Lerner himself anticipates the critiques of his book, but he nevertheless offers his vision, and his suggestions “to give a sense of what steps could be taken to build a different world.” He invites his readers to “read, refine, critique and transcend what I’m envisioning here.” There will, and should be, many critiques and refinements. For myself, I would want some refinement of those Empathy Tribes–without some further clarity about the criteria of participation in these tribes, and the process of membership and accountability, they strike me as a possible slippery slope to the problems Jo Freeman wrote about in her 1973 essay, “The Tyranny of Structurelessness. ” She showed how informal structures allowed some people to assume power over others, and allowed decision making processes to be limited to only the few initiates. However, Lerner is willing to bear, and welcomes, critiques because he has humility about the inevitability of mistakes, and because he is passionate in his belief that we can be freed from the oppressions of our present, and passionate in his vision of a transformed world.

His book is a challenge for us to live in our vision of the world to which we aspire.  If we do not attend to the psychosocial and spiritual dimension of our existence, if we remain tied only to the material, economic, and external structures of society, we will be unable to sustain the transformative power of our interconnectedness, and our movements will wither, succumbing to apathy, pessimism, cynicism and to bleak organizations that cannot inspire anyone.  Of this we have more than enough empiric evidence.

Revolutionary Love is an important book, and should be read by all who aspire to a better world—read it, discuss it, critique it, refine it, imagine it. This is the author’s stated intention for the book.  It is a visionary book that provides hope against demoralization. Ultimately, this book tells us that how we behave, toward ourselves, toward others in our personal lives, in our movement, towards those who disagree with us, and toward our fevered earth, is as critical, maybe more critical, to social transformation than the goal we are trying to achieve.

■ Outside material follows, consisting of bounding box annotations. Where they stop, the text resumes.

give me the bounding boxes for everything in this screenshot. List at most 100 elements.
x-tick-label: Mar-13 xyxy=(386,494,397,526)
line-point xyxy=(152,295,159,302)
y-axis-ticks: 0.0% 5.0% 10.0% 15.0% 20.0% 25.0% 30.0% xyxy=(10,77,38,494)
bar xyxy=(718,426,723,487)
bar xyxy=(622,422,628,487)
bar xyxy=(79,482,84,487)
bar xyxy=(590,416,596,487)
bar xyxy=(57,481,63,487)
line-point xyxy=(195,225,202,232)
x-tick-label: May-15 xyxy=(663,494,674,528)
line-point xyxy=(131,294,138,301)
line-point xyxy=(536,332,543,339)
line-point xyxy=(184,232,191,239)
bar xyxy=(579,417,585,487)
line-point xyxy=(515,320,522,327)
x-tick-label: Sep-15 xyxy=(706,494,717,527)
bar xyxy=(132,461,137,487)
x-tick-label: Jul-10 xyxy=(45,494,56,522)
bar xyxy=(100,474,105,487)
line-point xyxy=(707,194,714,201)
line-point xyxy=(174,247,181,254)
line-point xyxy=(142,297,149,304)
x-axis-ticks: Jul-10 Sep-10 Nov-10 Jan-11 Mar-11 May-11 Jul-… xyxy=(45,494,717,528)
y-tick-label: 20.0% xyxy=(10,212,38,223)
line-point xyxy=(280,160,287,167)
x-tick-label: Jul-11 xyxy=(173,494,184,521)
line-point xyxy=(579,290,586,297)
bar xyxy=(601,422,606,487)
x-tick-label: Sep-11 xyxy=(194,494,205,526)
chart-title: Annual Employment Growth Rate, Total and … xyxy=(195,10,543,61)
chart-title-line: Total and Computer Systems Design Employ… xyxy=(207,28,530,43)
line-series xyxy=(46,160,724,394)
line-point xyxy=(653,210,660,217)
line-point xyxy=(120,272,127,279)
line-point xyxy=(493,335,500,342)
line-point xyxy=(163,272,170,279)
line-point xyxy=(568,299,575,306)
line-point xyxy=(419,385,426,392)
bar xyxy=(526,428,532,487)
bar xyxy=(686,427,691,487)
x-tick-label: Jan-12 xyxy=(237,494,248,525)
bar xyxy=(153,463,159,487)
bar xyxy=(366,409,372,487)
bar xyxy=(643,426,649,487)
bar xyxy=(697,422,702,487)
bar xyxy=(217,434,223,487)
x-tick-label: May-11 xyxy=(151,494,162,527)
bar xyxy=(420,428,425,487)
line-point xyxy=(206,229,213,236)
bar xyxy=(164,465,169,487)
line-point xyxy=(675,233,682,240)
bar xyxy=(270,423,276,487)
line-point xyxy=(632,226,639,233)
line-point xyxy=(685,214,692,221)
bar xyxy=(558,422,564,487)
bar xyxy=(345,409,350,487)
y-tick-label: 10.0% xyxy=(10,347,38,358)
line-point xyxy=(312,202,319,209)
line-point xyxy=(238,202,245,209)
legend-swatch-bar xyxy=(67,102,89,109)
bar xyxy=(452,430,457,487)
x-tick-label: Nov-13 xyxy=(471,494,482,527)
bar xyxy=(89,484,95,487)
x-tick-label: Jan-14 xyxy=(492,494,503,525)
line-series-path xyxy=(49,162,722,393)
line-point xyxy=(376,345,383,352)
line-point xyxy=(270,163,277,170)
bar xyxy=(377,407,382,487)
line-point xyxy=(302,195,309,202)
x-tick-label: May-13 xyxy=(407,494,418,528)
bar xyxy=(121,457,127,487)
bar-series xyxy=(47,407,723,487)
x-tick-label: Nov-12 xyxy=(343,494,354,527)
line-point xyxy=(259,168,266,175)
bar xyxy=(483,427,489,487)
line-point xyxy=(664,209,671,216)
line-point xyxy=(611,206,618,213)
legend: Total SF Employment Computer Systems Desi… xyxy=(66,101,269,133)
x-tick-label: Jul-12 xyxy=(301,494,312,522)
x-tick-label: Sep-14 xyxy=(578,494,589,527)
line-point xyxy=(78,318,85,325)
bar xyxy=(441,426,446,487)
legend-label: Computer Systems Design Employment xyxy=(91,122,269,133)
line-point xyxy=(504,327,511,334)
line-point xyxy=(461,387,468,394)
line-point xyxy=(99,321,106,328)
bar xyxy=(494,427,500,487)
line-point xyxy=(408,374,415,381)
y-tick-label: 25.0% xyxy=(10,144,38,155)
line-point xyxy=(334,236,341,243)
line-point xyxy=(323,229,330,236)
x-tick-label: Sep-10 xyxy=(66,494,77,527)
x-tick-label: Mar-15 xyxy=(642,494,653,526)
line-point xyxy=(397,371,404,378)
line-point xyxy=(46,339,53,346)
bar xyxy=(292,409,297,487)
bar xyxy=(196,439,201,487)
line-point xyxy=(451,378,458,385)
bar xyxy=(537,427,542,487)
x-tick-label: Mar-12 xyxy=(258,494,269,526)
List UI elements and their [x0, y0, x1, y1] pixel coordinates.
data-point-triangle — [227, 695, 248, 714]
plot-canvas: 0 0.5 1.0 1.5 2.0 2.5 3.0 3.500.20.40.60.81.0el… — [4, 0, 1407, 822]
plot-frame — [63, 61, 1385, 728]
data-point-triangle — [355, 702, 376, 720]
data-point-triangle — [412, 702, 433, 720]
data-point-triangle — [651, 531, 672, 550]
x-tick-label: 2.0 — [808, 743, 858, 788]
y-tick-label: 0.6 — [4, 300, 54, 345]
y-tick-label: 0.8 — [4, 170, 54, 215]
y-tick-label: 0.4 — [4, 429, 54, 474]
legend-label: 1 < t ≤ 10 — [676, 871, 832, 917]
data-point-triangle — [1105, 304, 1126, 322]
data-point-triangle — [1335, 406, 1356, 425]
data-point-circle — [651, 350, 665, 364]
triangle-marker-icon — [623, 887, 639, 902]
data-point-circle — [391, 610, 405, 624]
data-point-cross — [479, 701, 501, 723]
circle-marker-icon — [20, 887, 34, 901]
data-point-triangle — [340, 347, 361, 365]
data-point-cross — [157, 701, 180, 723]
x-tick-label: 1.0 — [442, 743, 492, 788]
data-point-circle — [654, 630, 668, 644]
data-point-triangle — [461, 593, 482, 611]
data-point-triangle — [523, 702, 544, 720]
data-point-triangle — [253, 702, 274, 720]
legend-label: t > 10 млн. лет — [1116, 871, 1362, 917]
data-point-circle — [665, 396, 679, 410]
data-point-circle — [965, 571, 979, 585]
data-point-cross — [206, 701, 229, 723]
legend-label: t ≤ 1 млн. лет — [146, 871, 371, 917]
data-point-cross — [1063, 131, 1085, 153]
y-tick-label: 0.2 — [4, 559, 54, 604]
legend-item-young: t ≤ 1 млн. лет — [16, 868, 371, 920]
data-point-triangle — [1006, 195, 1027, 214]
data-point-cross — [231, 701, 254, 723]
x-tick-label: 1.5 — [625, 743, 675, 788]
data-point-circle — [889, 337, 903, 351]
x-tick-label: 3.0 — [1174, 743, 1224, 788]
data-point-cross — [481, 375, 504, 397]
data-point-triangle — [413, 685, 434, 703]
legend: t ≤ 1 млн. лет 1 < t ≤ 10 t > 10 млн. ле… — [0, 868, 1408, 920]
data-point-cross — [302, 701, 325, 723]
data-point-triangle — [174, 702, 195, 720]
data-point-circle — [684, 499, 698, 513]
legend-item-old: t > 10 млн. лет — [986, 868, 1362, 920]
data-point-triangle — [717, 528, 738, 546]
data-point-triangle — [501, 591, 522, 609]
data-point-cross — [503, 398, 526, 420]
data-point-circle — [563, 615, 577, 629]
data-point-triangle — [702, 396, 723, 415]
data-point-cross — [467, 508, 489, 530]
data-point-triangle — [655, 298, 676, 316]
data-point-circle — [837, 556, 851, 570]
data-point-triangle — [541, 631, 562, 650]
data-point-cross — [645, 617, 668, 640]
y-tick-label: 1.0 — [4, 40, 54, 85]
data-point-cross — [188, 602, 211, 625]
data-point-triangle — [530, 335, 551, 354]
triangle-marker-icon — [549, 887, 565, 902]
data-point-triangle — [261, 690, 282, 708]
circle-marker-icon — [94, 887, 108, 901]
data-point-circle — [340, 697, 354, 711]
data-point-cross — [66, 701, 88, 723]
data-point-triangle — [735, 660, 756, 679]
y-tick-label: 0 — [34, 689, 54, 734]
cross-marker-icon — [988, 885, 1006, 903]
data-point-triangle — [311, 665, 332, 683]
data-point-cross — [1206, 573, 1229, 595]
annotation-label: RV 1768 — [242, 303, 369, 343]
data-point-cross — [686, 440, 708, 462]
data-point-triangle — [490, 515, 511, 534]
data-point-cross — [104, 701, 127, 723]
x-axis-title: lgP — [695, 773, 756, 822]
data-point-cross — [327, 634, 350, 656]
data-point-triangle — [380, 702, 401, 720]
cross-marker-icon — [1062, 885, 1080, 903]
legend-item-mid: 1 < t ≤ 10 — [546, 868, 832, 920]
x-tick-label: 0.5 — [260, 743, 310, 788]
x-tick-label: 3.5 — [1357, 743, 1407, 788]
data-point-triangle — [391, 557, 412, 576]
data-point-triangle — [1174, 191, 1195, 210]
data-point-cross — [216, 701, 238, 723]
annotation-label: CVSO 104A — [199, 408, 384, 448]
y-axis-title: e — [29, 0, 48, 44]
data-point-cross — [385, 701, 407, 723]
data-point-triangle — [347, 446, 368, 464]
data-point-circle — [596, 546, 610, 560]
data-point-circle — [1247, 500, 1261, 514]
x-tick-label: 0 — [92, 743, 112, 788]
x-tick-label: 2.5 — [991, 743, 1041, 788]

In the face of capitalism’s brutal inequalities, its dehumanizing hegemonic culture, its perversion of human relationships, its predatory destruction of the environment, and in the face of failed previous attempts of reform and failed revolutions in other countries, we have arrived at a turning point in human history. Our future may depend on our ability to radically change our approach to transformative activity. Revolutionary Love is a book for these times.